Later, we arranged to go back to the Kuman and allow Kathy to meet some of the people and see the road up to the place. We loved the people and we loved the mountains, and they definitely needed a gospel witness. The missionary who drove us in his Land Rover that day was running low on gas so at one steep bridge he actually had to reverse up it. We drove around most of the day meeting many new people and seeing many villages. In the afternoon, we headed back to Sinasina and we got the kids off to bed and were heading there ourselves, when I said to Kathy, “You won’t believe this, but everything I felt for the Kuman people is gone.” She answered in a serious tone that she understood because it was gone from her heart too. Why did God give us that burden and then take it away? He got us that far, to show us where we should go and work in the Elimbari people group. But that had not been revealed to us at that time yet.
There were two other new families living temporarily at the Sinasina station. They were both looking for a place to do their missionary work. So, we told them about our situation and asked them to pray for God’s direction for us, too. One of the couples was Ron and Sandy Beam who were going to join two single women to form a team in the Elimbari tribe. Ron needed to go over to clear the land and build a fence around the land that the local people had given to them to build their houses. Sadly, the two single women had to leave, which left Beams needing someone to fill the team. We told them that we would continue to help them with clearing the land and building a fence as well as helping them to cut timber for their house building.

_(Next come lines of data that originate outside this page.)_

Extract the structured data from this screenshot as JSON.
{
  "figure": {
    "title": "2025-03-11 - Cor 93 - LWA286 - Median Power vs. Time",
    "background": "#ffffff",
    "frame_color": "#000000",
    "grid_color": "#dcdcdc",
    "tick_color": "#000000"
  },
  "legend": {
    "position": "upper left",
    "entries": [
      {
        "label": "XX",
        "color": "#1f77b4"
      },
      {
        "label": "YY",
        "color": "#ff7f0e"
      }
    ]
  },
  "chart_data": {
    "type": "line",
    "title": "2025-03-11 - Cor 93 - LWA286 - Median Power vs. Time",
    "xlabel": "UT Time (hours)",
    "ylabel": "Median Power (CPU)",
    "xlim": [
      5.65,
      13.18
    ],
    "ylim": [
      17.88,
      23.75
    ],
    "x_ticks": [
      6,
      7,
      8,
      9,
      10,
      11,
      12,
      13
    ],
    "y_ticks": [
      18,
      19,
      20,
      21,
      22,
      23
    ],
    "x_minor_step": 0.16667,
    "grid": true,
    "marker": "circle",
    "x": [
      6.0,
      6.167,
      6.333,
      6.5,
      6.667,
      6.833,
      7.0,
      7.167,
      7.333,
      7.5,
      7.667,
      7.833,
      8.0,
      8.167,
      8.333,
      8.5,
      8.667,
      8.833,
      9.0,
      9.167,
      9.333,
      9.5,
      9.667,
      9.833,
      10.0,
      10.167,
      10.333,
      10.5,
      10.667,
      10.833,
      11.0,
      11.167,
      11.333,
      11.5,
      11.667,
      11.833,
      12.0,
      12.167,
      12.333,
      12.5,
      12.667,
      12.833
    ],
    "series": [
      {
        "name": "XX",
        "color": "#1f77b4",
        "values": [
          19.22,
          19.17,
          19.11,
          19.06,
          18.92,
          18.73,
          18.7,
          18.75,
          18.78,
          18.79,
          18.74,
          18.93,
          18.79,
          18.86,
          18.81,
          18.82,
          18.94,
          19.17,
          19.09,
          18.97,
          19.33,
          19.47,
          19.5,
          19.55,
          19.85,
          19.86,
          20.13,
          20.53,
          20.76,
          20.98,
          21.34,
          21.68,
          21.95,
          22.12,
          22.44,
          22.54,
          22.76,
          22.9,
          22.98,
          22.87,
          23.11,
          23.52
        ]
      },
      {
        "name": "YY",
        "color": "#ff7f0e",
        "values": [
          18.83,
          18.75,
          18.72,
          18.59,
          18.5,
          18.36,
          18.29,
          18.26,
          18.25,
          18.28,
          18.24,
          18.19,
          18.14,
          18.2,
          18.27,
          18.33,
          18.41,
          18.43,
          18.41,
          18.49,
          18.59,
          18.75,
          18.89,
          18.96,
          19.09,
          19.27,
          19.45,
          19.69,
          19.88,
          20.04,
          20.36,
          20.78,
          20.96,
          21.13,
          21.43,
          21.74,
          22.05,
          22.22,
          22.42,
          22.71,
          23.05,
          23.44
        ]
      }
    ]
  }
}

If God gave them and us peace of heart about working together, we would join them, which we did in 1971.
I will never forget eating my first breakfast at the host village of Danei. I didn’t realize until later, that the couple had made a special meal for me. They had purchased rice and cooked it over an open fire inside their hut, and when it was done, they opened a small can of very oily mackerel fish and put it on top of the rice. The smell of the oily fish for breakfast turned me off. Praying the standby missionary prayer again, saying, “Lord, please help me get this down and keep it down.” To add to the drama of the situation, there was not a spoon to give me to eat my food. They searched and searched for one, and finally seeing one stuck in the wall, the owner of the house pulled it out and was ready to hand it to me when he noticed it was dirty. Being embarrassed, he took the spoon, spat on it, cleaned it off on his dirty shirt, and then handed it to me. If I had not been in a panic, I could probably say something like, “It is a custom of white people to hold their spoons over the fire before eating. But, being a slow thinker, I ate with it and everything was just fine. So many times, through the years God protected me from becoming ill from eating things that were new and sometimes disgusting to me.
Our team had decided it was better to eat any food the people offered to us until we could learn their language and culture. We didn’t want to be offensive to them. After a while, we learned some remarks that spared us from gross food. Remarks like, “My mom never cooked that for me, or I’m so full that my stomach will split from top to bottom if I eat another bite, or if I eat that, I will have terrible diarrhea.” All good practical phrases for beginning missionaries working cross-culturally.